There is not much controversy in starting treatment for advanced gynecological cancers in the survey results. Most of these comprise of advanced ovarian cancers, and neoadjuvant treatment is non-inferior to extensive cytoreductive surgery [27]. There is a clause on performing extensive cytoreductive surgery (CRS) during the pandemic as intensive care beds need to be reserved, preferably for COVID patients. Reduced blood donation camps leading to a shortage of blood products also is a limiting factor for performing CRS with or without HIPEC.[13, 14]. Increased susceptibility to the virus is the main concern in advanced ovarian cancer patients as they are generally over 60 years, frail, and immune-suppressed during chemotherapy [2830].

More than 70% of respondents felt that a delay of two to six weeks in the active treatment of gynecological cancers is acceptable. This is in keeping with cancer guidance of referral to treatment of 30-day cutoff in most developed countries for starting active intervention from diagnosis and also the time frame for advocating adjuvant therapy [1416].

As expected, the response rate to either postponement or modifications in the 'follow-up' of treated patients was high. Despite many years of discussion, there is always resistance to change traditional physical follow up methods all over the world [31]. Now, the pandemic has changed the way we work by incorporating telemedicine [32]. Whether this will permanently change the way we consult patients in the future remains to be seen [30]. This appears to be a reasonable learning period for tele-follow-ups for cancer survivors for many cancer centers in India [9].

Most practitioners in the survey felt that general measures effectively contained the pandemic in day to day practice and complete PPEs to be reserved for workers dealing with high-risk patients. A common sense, rationed approach to the availability of resources like PPEs and the magnitude of this pandemic is being followed cautiously not only in India but all over the world [33, 34]. There was a mixed response to HCQ prophylaxis as the evidence and availability are an issue [35, 36]. It has been recommended both by CDC and ICMR, after showing promise in several studies in vivo [37, 38]. But there have been certain concerns raised about potential cardiac side effects, especially in combination with azithromycin or individual with underlying cardiac conditions. Responders have shown similar concerns. Studies on HCQ prophylaxis are still evolving, and there is no consensus worldwide on HCQ prophylaxis for health care workers.

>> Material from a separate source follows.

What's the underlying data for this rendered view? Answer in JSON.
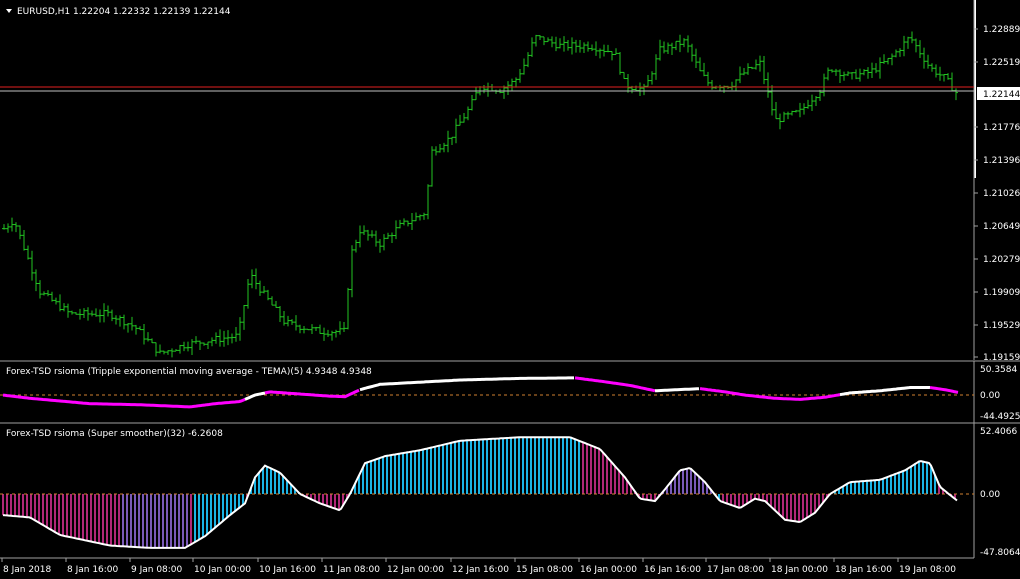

As per GLOBOCAN estimates, India had 96,922 new cervical cancers, 36,170 new ovarian cancers, and 13,328 new endometrial cancers in 2018 [39]. The ongoing pandemic has forced a delay in cancer management due to several reasons cited above. This is likely to have an adverse effect on overall cancer care. We may soon be facing a bi-modal peak of cancer deaths; the imminent spike of those with decimated immunity falling victim to Covid-19 and the latent toll on those whose treatments were de-intensified, delayed or canceled altogether. To survive SARS-CoV-2 only to then succumb to an undertreated cancer would be a Pyrrhic victory. The acuteness of infection and the chronicity of malignancy are the Scylla and Charybdis between which oncologists and their patients must now chart a very cautious course indeed [40].

Conclusions

These are unprecedented times for health-care, even more so for the oncology community. We have to adapt to the requirements of patients, caregivers, and institutions, in consonance with the stage of ongoing pandemic. Multi-disciplinary tumor board discussions, keeping patients involved in decision-making, and adopting a safe approach for both patients and health care workers will be vital in overcoming the crisis.